Hedychium coccineum 'Tara'.
Temperatures have dropped through the week to the point that a warm bed is a delight again rather than a difficulty. Enough rain has fallen to keep the ground moist. I planted some ferns out this afternoon, they should have enough warmth to establish before winter and enough moisture to mean I won't have to think about watering them all the time. The planting season is looming and I have a greenhouse full of Hedychium to get into the ground. The process of carrying them up from the greenhouse and then planting them into the heavily compacted soil is rather tedious and I have been putting it off. I decided that I could break it down into more manageable pieces and make more progress. If I move them all into the right place first then I can plant them at my leisure.
It's a good plan, but I still haven't started.
'Tara' went in two years ago, so the job has been hanging over me for a long time. The gorgeous orange flowers are an incentive to get the wheelbarrow out and start moving things!
Perhaps tomorrow.


1st September 2019

Scilla lingulata
Planting Hedychium isn't the only job I have been putting off. I have a handful of odd autumn flowering bulbs waiting to be repotted. I could have done it at any time through the summer but somehow the right moment didn't arrive. When I went down to the greenhouse in the week Scilla lingulata had beaten me to it. I had watered it a few days before and the porcelain-blue flowers had rushed straight up out of the compost. I have them in a large tub, it was a charming sight.
However, they had to be repotted. They have been in there for several years, if I don't do it now they will have to wait for another year and they will start going downhill. I tipped the pot out, and with the precision of falling toast the whole lot landed on its head. It doesn't matter. I have split them and potted them. The first flower spikes are a little crooked but I think there are more to come. The display will improve and if not, at least the plants will.


1st September 2019

Rhodophiala 'Harry Hay'.
Last week the Nerine house had its big moment. I went around with a hose and doused everything thoroughly. I like to keep the pots slightly moist through the summer anyway. Not enough to look like water, but enough to keep the compost clumpy and stop it powdering to dust.
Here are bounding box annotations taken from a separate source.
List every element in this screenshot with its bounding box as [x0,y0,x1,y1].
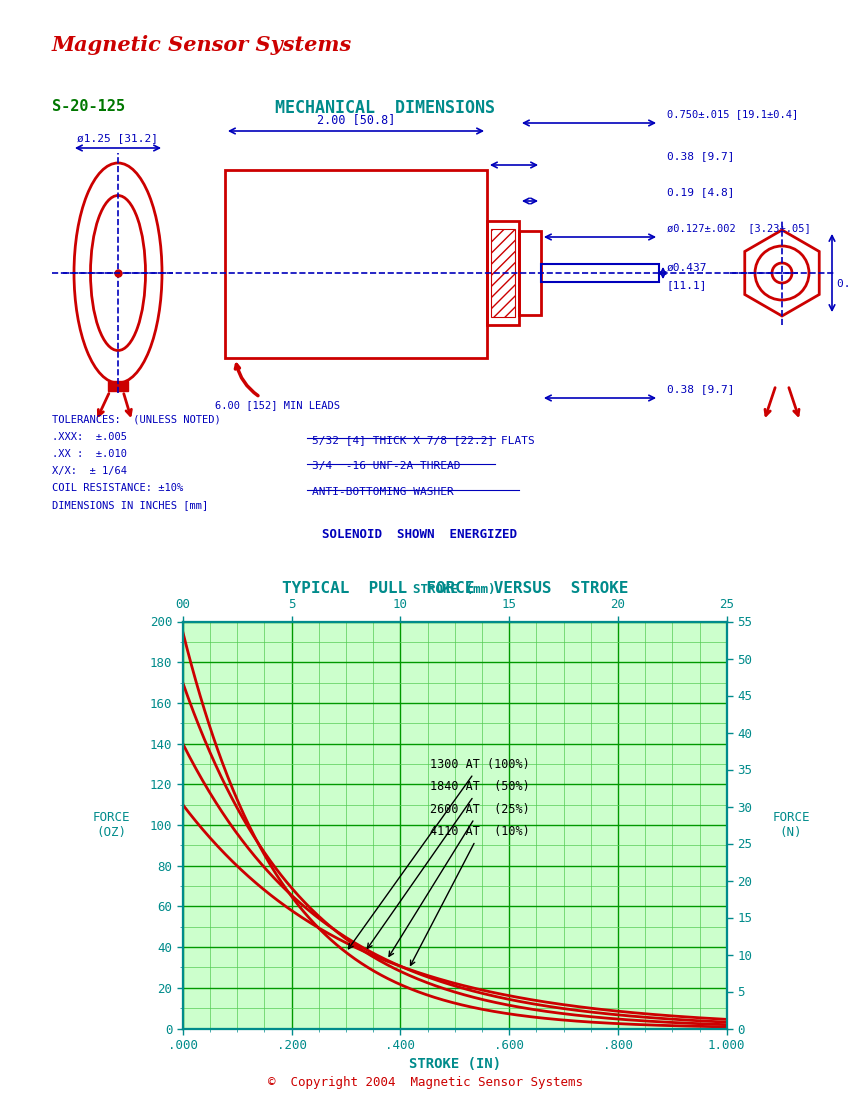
Text: COIL RESISTANCE: ±10%: COIL RESISTANCE: ±10% [52,483,184,493]
Text: Magnetic Sensor Systems: Magnetic Sensor Systems [52,35,352,55]
Text: 5/32 [4] THICK X 7/8 [22.2] FLATS: 5/32 [4] THICK X 7/8 [22.2] FLATS [312,434,535,446]
X-axis label: STROKE (mm): STROKE (mm) [413,583,496,595]
Text: 1300 AT (100%): 1300 AT (100%) [348,758,530,949]
Bar [519,231,541,315]
Text: SOLENOID  SHOWN  ENERGIZED: SOLENOID SHOWN ENERGIZED [322,528,518,541]
Text: 2.00 [50.8]: 2.00 [50.8] [317,113,395,127]
Text: 4110 AT  (10%): 4110 AT (10%) [411,825,530,966]
Bar [541,264,659,282]
Y-axis label: FORCE
(OZ): FORCE (OZ) [92,811,130,839]
Y-axis label: FORCE
(N): FORCE (N) [773,811,810,839]
Text: X/X:  ± 1/64: X/X: ± 1/64 [52,466,127,476]
Text: 0.38 [9.7]: 0.38 [9.7] [667,151,734,161]
X-axis label: STROKE (IN): STROKE (IN) [409,1057,501,1071]
Text: ø0.127±.002  [3.23±.05]: ø0.127±.002 [3.23±.05] [667,223,811,233]
Bar [491,229,515,317]
Text: ø1.25 [31.2]: ø1.25 [31.2] [77,133,158,143]
Text: .XX :  ±.010: .XX : ±.010 [52,449,127,459]
Text: ø0.437: ø0.437 [667,263,707,273]
Text: TOLERANCES:  (UNLESS NOTED): TOLERANCES: (UNLESS NOTED) [52,415,221,425]
Text: 6.00 [152] MIN LEADS: 6.00 [152] MIN LEADS [215,364,340,410]
Text: 0.19 [4.8]: 0.19 [4.8] [667,187,734,197]
Bar [108,381,128,390]
Text: 1840 AT  (50%): 1840 AT (50%) [367,780,530,948]
Text: 2600 AT  (25%): 2600 AT (25%) [389,803,530,956]
Text: ANTI-BOTTOMING WASHER: ANTI-BOTTOMING WASHER [312,487,454,497]
Text: 3/4  -16 UNF-2A THREAD: 3/4 -16 UNF-2A THREAD [312,461,461,471]
Text: ©  Copyright 2004  Magnetic Sensor Systems: © Copyright 2004 Magnetic Sensor Systems [268,1076,582,1089]
Text: MECHANICAL  DIMENSIONS: MECHANICAL DIMENSIONS [275,99,495,117]
Text: 0.38 [9.7]: 0.38 [9.7] [667,384,734,394]
Text: TYPICAL  PULL  FORCE  VERSUS  STROKE: TYPICAL PULL FORCE VERSUS STROKE [281,581,628,596]
Text: 0.125 [3.2]: 0.125 [3.2] [837,278,850,288]
Text: .XXX:  ±.005: .XXX: ±.005 [52,432,127,442]
Text: DIMENSIONS IN INCHES [mm]: DIMENSIONS IN INCHES [mm] [52,500,208,510]
Bar [487,221,519,324]
Bar [225,170,487,358]
Text: 0.750±.015 [19.1±0.4]: 0.750±.015 [19.1±0.4] [667,109,798,119]
Text: [11.1]: [11.1] [667,280,707,290]
Text: S-20-125: S-20-125 [52,99,125,114]
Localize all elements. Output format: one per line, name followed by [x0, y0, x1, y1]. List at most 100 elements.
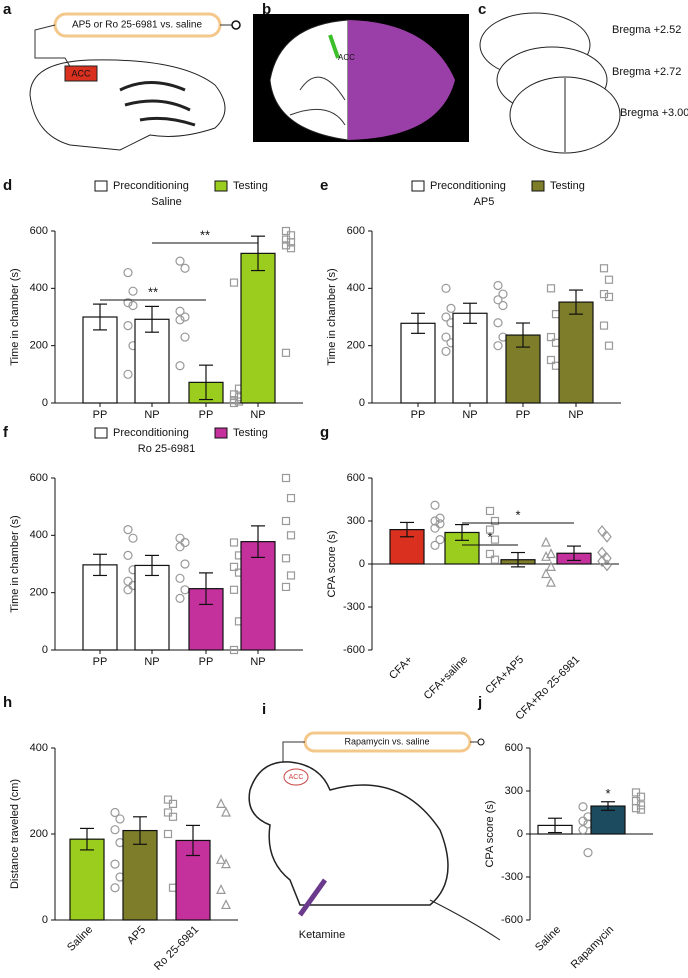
y-tick-label: 300 [347, 515, 365, 527]
data-point [163, 808, 173, 817]
data-point [175, 315, 185, 325]
bar [122, 829, 158, 921]
significance: * [515, 507, 520, 522]
panel-label: h [3, 694, 12, 711]
y-tick-label: 400 [30, 282, 48, 294]
data-point [441, 283, 451, 293]
y-tick-label: 600 [505, 742, 523, 754]
panel-label: c [478, 1, 486, 18]
data-point [123, 321, 133, 331]
y-tick-label: -600 [501, 914, 523, 926]
x-tick-label: Rapamycin [569, 924, 616, 971]
data-point [493, 280, 503, 291]
atlas-lines [289, 76, 346, 126]
brain-structures [119, 81, 196, 127]
acc-box [64, 65, 98, 82]
x-tick-label: PP [93, 656, 108, 668]
data-point [636, 792, 646, 801]
data-point [597, 555, 607, 568]
data-point [281, 348, 291, 357]
bar [452, 312, 488, 404]
data-point [441, 332, 451, 342]
data-point [163, 829, 173, 839]
significance: * [487, 529, 492, 544]
data-point [636, 805, 646, 814]
rat [248, 761, 449, 906]
legend-label: Preconditioning [430, 180, 506, 192]
data-point [546, 548, 556, 559]
x-tick-label: Ro 25-6981 [152, 924, 201, 973]
y-tick-label: 400 [30, 742, 48, 754]
legend-swatch [94, 180, 108, 192]
legend-label: Testing [233, 180, 268, 192]
data-point [180, 263, 190, 273]
tube [282, 741, 305, 765]
data-point [168, 799, 178, 809]
y-tick-label: 300 [505, 785, 523, 797]
panel-label: g [320, 424, 329, 441]
legend-label: Testing [550, 180, 585, 192]
data-point [286, 531, 296, 540]
data-point [216, 798, 226, 809]
x-tick-label: Saline [533, 924, 563, 954]
x-tick-label: PP [411, 409, 426, 421]
y-tick-label: 600 [30, 472, 48, 484]
data-point [180, 332, 190, 342]
y-tick-label: -300 [343, 601, 365, 613]
data-point [180, 559, 190, 569]
data-point [281, 554, 291, 563]
stained-half [348, 20, 455, 140]
chart-title: Saline [151, 196, 182, 208]
y-tick-label: 600 [347, 472, 365, 484]
bar [134, 564, 170, 651]
data-point [110, 883, 120, 893]
data-point [604, 275, 614, 284]
data-point [435, 535, 445, 545]
x-tick-label: PP [93, 409, 108, 421]
y-axis-label: Distance traveled (cm) [9, 779, 21, 889]
legend-swatch [214, 427, 228, 439]
data-point [128, 533, 138, 543]
data-point [123, 524, 133, 535]
tube [34, 24, 76, 76]
data-point [286, 238, 296, 247]
data-point [163, 795, 173, 804]
data-point [175, 306, 185, 316]
data-point [636, 801, 646, 810]
y-axis-label: CPA score (s) [484, 800, 496, 867]
data-point [286, 571, 296, 580]
data-point [168, 812, 178, 821]
chart-title: AP5 [474, 196, 495, 208]
data-point [281, 516, 291, 526]
y-tick-label: 0 [42, 397, 48, 409]
data-point [123, 298, 133, 308]
legend-label: Preconditioning [113, 180, 189, 192]
x-tick-label: NP [462, 409, 477, 421]
x-tick-label: CFA+ [387, 654, 415, 682]
y-tick-label: 200 [347, 340, 365, 352]
panel-b: b ACC [253, 1, 469, 142]
data-point [229, 562, 239, 571]
data-point [128, 300, 138, 311]
data-point [229, 585, 239, 594]
legend-label: Testing [233, 427, 268, 439]
data-point [485, 506, 495, 516]
y-tick-label: 200 [30, 587, 48, 599]
y-tick-label: 200 [30, 340, 48, 352]
data-point [583, 848, 593, 858]
acc-label: ACC [71, 68, 91, 78]
data-point [599, 264, 609, 273]
panel-label: d [3, 177, 12, 194]
data-point [229, 645, 239, 655]
panel-a: a AP5 or Ro 25-6981 vs. saline ACC [3, 1, 241, 151]
y-tick-label: 600 [30, 225, 48, 237]
port [231, 20, 241, 30]
data-point [578, 825, 588, 835]
bar [69, 838, 105, 921]
data-point [485, 549, 495, 559]
data-point [631, 796, 641, 806]
pill-text: Rapamycin vs. saline [344, 736, 429, 746]
data-point [541, 568, 551, 579]
y-tick-label: 0 [359, 558, 365, 570]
At the same time I repotted the Rhodophiala out of a vague feeling that I was keeping them too dry in the summer and should refresh and improve their mix. 'Harry Hay' had a handful of dormant bulbs in the pot, the only Rhodophiala I have grown that has increased appreciably.
I repotted the dry bulbs, watered them in and now I have three spikes of flower. I hadn't noticed them coming up, I never notice them coming up. One day I look in the greenhouse and they are in full flower. It is almost perfectly delightful. Almost, but not quite. I would have liked to see the spikes emerge. It adds a sense of expectation that enriches the experience. Seeing them in full flower was an enormous relief as well as a joy. I worry about them. I know they aren't entirely happy with my husbandry. Perhaps that is the emotional problem, too much to handle in one go when I see them suddenly in flower.



1st September 2019

Nerine 'Catherine'.
The week hasn't been distinctly colder than last week, or distinctly wetter. There has been a heavy dew on the grass in the mornings and there isn't much bird song to be heard. Just the fat Wood Pigeons chur-churring, chur-chur-churring the morning away. Nothing seems to have changed very much, yet the garden is a different place. Autumn has arrived, sitting quietly in the wings, waiting for its grand entrance. I have a Liquidambar in the meadow, the fringes of the canopy traced in darkening brown ready for the bonfire of colour to come.
In the greenhouse, the first Nerine has opened. The sinuous spikes have been pushing up for a couple of weeks now, elegant and muscular. There is something anguilliform about them, writhing slowly upwards. 'Catharine' is always the first of the N. sarniensis forms to open for me. Or at least it might be. I have two very similar plants that are both labelled 'Catharine'. This one is early, the second flowers a couple of weeks later. They can't both be right, perhaps neither of them is.
It is nice to have a puzzle to start the Nerine season, with the misleading simplicity of the first chapter of a detective novel. Things are going to get a lot more complicated before the end.